Like most Rifflandia patrons, I had assumed the festival was a licence to print money, but Blasko informed me that the first time it actually made money was in 2017, 10 years in.

“It certainly wasn’t a windfall,” he explains, “but it was enough to say, ‘Okay, I think there’s a business model here and we can do it.’ ” Atomique had subsidized the festival through other parts of their business just to keep it going. Outwardly, to everyone, it looked wildly successful, but the truth is it was super difficult.”

Blasko acknowledges that most people in the festival biz who take a year off don’t come back. But, to him, resurrection was always inevitable.

“Obviously, this festival is super close to me, my family and my relationship to Victoria. I grew up here going to shows, playing in bands, doing everything I could in music.”

And this September’s comeback, he says, will put the eyes of the world on us. “People will pay attention to this from all over. You can’t come back soft.”

That means next level stuff. An elevated experience in the performers and at the venues — while still trying to create an event accessible to everyone in Victoria.

Family-friendly Royal Athletic Park will still be the main stage, with performers like Lorde, Charli XCX and Cypress Hill as well as acts like Pussy Riot, Bran Van 3000 and Art d’Ecco. However, nine of the 15 stages will be along a licensed and closed-to-traffic Discovery Street, dubbed Electric Avenue, including Phillips Brewery, Club Kwench and the Powerhouse. 

“That experience of discovering music and going from venue to venue is still very much alive,” Blasko points out. “But it’s contained in a two-block area, so you don’t have to walk all over town.” 

While at its core, Rifflandia is a destination for locals, organizers have always envisioned it as one for festival pilgrims.
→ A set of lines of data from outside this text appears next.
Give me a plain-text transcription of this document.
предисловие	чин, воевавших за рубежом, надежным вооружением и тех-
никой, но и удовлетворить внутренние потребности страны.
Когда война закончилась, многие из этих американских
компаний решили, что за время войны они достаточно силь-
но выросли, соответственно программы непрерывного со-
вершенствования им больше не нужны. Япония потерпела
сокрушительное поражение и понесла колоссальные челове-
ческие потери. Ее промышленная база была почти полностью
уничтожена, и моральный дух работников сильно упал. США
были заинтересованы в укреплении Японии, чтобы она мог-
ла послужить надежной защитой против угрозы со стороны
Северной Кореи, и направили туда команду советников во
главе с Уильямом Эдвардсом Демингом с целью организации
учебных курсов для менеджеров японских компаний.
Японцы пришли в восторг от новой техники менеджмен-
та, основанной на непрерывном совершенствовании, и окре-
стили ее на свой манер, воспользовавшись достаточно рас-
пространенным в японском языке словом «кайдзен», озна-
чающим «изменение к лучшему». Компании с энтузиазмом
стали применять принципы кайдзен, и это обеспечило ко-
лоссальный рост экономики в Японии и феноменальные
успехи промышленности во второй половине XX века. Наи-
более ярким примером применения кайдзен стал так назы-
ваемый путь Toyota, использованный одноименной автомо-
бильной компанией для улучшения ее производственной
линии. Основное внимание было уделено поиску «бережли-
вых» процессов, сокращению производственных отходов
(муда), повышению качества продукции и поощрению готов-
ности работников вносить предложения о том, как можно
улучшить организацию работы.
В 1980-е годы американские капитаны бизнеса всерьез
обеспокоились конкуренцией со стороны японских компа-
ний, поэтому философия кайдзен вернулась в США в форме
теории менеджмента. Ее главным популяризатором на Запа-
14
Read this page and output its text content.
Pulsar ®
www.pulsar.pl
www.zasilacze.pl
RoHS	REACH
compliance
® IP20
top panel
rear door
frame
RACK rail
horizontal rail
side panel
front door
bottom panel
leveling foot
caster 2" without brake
This could be the year where more than 20 to 25 per cent of attendees are from off the Island.

Historically, Rifflandia is a curated eclectic mix. Something for everyone. Always a bit of a risk and that’s always suited Blasko. He says that’s part of the fun of booking a festival. 

“I don’t like fully predictable outcomes in my life. It’s not gambling. I consider myself a dreamer who wants to act on his dreams, realizing they might not materialize.”

He says that oft-repeated definition of insanity is doing the same thing over and over again and expecting a different outcome.

“Well, you can apply that to festival production. We’re coming back after a super disruptive two years, and we’re all optimistic and we all have the greatest of intentions, but we’re also not in charge of the outcome, so there’s a lot of faith,” says Blasko, then adds with a laugh, “You gotta jump, you know?”